Wednesday’s topic was What Brings me down and how to cope. While I’m late to the party, I didn’t want to skip it entirely. May is mental health month and judging by all the posts for this topic, it’s not lost on anyone that our emotional health is just as important – if not more – to our care than the medicines we take.
Someone asked me the other day what’s the one thing (besides a functioning pancreas) that I miss about being a non-diabetic. I said “I miss the days when my mind was ALL mine.” I explained that A.D. (After Diabetes), at least half of my mind was busy keeping track of diabetes tasks, whether consciously or unconsciously. I had to pay attention to how many times I took all 3 flights of stairs at the office, as if I did it frequently, I would be low that afternoon. If I had meetings in different buildings and walked all morning, I had to keep that in mind and account for that exercise with glucose or a temp basal rate. While everyone else just worried about normal job tasks, I was trying to be a good pancreas and have enough food on me as well. While this is certainly the norm for people with diabetes, it took a long time for that chaos to feel normal to me. Maybe I would go low, maybe I wouldn’t – no one can predict!
That “no-one-can-predict” part is the part that gets me. That I can work hard, eat the best I know how, get all the math right (a job in itself) and that day – or week – my blood sugars will still be frustratingly out of control. I can’t blame people who say “why bother?”, as I have said it to myself many times. You can’t predict what your body is going to do. This diabetes “control” (haha) thing is an illusion, just like with the rest of my life. The fears I felt and the anxiety I pushed around were hard, but the thoughts and the guilt that I had were even harder.

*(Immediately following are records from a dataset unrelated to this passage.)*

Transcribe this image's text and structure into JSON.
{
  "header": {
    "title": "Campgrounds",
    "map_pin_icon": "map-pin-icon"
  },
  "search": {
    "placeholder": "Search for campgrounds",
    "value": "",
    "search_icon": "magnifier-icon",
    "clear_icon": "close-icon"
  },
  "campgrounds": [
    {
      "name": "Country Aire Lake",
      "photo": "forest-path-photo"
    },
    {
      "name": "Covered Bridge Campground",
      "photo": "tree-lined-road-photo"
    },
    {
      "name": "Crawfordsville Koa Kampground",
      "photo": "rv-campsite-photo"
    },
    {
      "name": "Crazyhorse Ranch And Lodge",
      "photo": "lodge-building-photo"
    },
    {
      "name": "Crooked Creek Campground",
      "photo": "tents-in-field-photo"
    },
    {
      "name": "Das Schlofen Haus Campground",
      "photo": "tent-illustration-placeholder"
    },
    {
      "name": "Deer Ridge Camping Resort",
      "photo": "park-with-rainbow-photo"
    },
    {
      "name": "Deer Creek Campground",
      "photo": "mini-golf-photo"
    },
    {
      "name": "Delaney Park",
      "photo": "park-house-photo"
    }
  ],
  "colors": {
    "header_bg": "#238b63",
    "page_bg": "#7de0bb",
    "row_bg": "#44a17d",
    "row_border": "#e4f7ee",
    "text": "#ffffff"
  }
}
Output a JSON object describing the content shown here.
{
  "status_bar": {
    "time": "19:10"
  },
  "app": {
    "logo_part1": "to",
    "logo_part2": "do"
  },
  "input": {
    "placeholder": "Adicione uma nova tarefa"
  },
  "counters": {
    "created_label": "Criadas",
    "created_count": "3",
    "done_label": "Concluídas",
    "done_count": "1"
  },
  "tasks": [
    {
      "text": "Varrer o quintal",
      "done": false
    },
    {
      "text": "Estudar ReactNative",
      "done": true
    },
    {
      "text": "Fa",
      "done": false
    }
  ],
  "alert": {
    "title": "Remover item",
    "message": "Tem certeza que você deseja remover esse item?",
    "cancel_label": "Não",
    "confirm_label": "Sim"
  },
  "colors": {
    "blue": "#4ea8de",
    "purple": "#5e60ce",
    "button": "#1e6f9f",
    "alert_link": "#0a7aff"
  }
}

Diabetes -That grinding, daily reminder that nothing is certain. That inability to pull back into a cozy delusion that I’m going to be ok. The reminder I don’t know what future my actions today will hold.
My blood sugars respond to my fears and worries just like usual: all over the place and get frustrated because of it. I want what I do to matter. I’m working on my diet to lessen my glucose spikes and I want to universe to show a little concern about all my thought and all the work I’ve put into this. I want a couple weeks of no outside stress so that I can work with my inner stress.
But that’s not the way life is. I didn’t ask to have to wear this Life and Death In A Box on my hip, and I can’t control my diabetes or the events in my life. I can’t pretend I’m completely healthy, and I can’t claim I’m entirely sick, either. The gritty lack of certainty can make my mind race, worrying about everything from the next minute to the next 20 years.
The only thing I have control of is my reaction to my thoughts. Can I stay flexible and responsive, or do I find myself shut down and begging for things to be different than they actually are?
Sitting at the eye doctor’s yesterday, waiting to be examined, was a perfect example of willingness and flexibility for me. My eye burned and my head throbbed: I wanted to tear my eye out of my head and insert ice cubes in its place. I couldn’t see and all I noticed my neck was tight and my jaw was clenched. Even in the pain, I watched my mind come up with stories. A story about that “the Complications Have Begun”; that this would be another time in my life that marked a passage, and my stomach churned while I thought about how precious my sight is to my job and my life. I thought I couldn’t take the pain and was wondering what that stress was doing to my blood sugars. By the time the doctor walked in, I had watched my mind come up with all kinds of stories, any of which could be possible, but none had actually happened yet.
Of course, in reality, it wasn’t that exciting. I had an eye infection. Not diabetes related. Not caused by anything I did. My gland had decided to go haywire and it caused a reaction and symptoms. “It just happens,” my doctor said. It just happens. Like my pancreas eating itself.
Oh, how relieved I was to hear “it just happens”, and how much I dread those words at the same time. But it’s useless for me to fight life and try and come up with a conclusion, an evaluation, to what any of this means. Decreeing that I will always love my thoughts or that I always hate them leads me to fight with reality. It’s more realistic to say there’s always a middle way through my mind that I strive for.
My emotions swirl, and sometimes my thoughts become hardened with evaluations. I have learned that this is no way to live. I have learned that we can control our emotions about as well all our blood sugars, but what we can do is become clear on our thoughts and judgments about them. I have learned that my part in this is whether I decide that the glass is half full or half empty. Because in the end, it’s still the same glass and it will shatter permanently one day. I can’t live my life thinking that control is the secret force that will prevent my glass from breaking.
I have also learned that choosing my outlook is a darned hard thing to do, but I have the tools that I can chose to use .

You should have heard the angry thoughts in my head while I cursed my broken meter. Then, I realized, I have to flip the strip in order for it to work. Another story…
Leann, that is the best description I have EVER read of what it feels like to live in the body of a type 1 diabetic! Thanks for giving a voice to what so many of us feel!!